Sobre el primer encuentro de los Reyes Católicos, y como ejemplo, presenta un recurso metafórico al que recurre en todos los capítulos: "A ojos de Isabel, Fernando apareció como un príncipe audaz, experimentado en el amor, en la guerra y en la política, tan peligroso como para jugar al gato y al ratón con los hombres del rey de Castilla. Para Fernando, en cambio, su futura esposa se antojaba la encarnación de la doncella medieval de largos y rubios cabellos que, cercada por los dragones, esperaba al caballero que la rescatara de su torre. Aún no sabía de lo que era capaz su prima, pero la superficie satisfacía su ardor adolescente".
Cervera presenta una visión renovada, curiosa y llena de extravagancias sobre la vida de los monarcas que descubrirían América y su contexto desde que eran unos niños —Fernando recibió una educación más castellana que Isabel, que creció rodeada de portugueses en Arévalo y su madre era lusa—.
Del aragonés resalta su "faceta mujeriega": en marzo de 1469 fue padre de su primer hijo ilegítimo, Alonso, que llegaría a ser arzobispo de Zaragoza y virrey en Aragón. Lo tuvo con Aldonza Roig, vizcondesa de Evol, un precoz amor que, según la leyenda, acompañó también disfrazada al propio Fernando en su viaje a Castilla para dar el sí quiero. Con Juana Nicolás, una plebeya con la que mantuvo un fugaz encuentro en la villa de Tárrega, engendró dos años después de su casamiento con Isabel una hija de nombre Juana María. Y alumbraría otras dos niñas más fuera del lecho conyugal.
La reina, que no tuvo en reparo en promocionar a los vástagos de su esposo, no toleró sin embargo su afición por otras mujeres y se mostró celosa, "fuera de toda medida", en palabras del cronista Hernando de Pulgar. Se decía, de hecho, que Isabel ordenó que cualquier dama de la corte que mirara de una forma provocativa a su marido fuera expulsada de palacio. Quizá otro mito más, como el de la falta de higiene, que buscó ensombrecer a una de las soberanas más poderosas de Europa.

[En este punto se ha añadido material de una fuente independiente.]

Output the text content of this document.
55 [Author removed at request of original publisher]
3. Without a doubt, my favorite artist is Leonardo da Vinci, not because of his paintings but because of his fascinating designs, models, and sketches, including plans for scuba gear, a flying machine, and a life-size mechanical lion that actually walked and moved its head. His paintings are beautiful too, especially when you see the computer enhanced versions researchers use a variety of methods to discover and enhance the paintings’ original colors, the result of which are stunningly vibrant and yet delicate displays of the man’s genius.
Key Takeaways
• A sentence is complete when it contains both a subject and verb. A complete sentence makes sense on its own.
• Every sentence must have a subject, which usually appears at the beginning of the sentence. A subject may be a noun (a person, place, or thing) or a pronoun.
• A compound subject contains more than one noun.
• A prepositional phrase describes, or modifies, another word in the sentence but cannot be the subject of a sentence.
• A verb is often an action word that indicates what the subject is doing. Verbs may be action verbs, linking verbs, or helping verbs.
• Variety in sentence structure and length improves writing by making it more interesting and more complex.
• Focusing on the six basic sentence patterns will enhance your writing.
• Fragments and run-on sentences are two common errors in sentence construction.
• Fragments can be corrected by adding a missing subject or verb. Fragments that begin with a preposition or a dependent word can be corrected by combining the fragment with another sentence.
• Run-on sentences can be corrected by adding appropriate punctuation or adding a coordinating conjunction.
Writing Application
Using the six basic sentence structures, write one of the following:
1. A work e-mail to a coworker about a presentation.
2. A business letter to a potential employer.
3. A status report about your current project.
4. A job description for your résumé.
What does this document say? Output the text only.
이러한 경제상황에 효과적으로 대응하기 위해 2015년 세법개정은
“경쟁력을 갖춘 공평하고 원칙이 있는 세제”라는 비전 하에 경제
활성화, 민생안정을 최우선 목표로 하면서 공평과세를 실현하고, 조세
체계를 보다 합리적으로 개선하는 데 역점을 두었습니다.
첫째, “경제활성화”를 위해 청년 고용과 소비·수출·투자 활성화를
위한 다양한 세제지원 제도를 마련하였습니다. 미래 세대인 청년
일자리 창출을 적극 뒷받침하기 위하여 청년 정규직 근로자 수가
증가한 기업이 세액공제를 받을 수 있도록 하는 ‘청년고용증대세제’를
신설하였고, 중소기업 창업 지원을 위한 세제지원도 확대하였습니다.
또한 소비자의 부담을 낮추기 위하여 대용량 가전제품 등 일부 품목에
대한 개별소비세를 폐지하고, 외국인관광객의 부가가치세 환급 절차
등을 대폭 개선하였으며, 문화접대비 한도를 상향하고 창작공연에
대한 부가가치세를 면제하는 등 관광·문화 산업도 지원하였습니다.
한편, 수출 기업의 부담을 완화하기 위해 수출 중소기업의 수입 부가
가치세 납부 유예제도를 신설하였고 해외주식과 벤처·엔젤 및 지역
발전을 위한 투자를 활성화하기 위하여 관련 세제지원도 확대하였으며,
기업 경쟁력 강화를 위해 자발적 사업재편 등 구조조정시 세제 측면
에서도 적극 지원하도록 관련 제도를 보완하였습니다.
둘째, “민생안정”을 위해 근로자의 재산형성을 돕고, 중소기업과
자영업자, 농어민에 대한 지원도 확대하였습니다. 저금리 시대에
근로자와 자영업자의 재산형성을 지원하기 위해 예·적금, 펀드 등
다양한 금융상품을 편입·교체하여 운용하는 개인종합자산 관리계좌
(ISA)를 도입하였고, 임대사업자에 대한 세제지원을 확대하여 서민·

Pero la obra de Cervera queda lejos de circunscribirse exclusivamente a la biografía de los Reyes Católicos. Dedica un buen puñado de páginas, marcadas por las conjuras, el carácter fratricida, adulterios y acusaciones de sodomía de la dinastía de los Trastámara, inaugurada con la victoria de Enrique II sobre su hermanastro Pedro el Cruel en la batalla de Montiel (1369). "La marca de Caín acompañó los doscientos años de gloria y traición de una estirpe acostumbrada a tirarse tierra y a los ojos y a morderse la pantorrilla por encima de la media palaciega", resume el autor. Una maldición solo sanada con la unión de las ramas castellana y aragonesa y la desaparición de la combativa hija de Enrique IV, Juana la Beltraneja.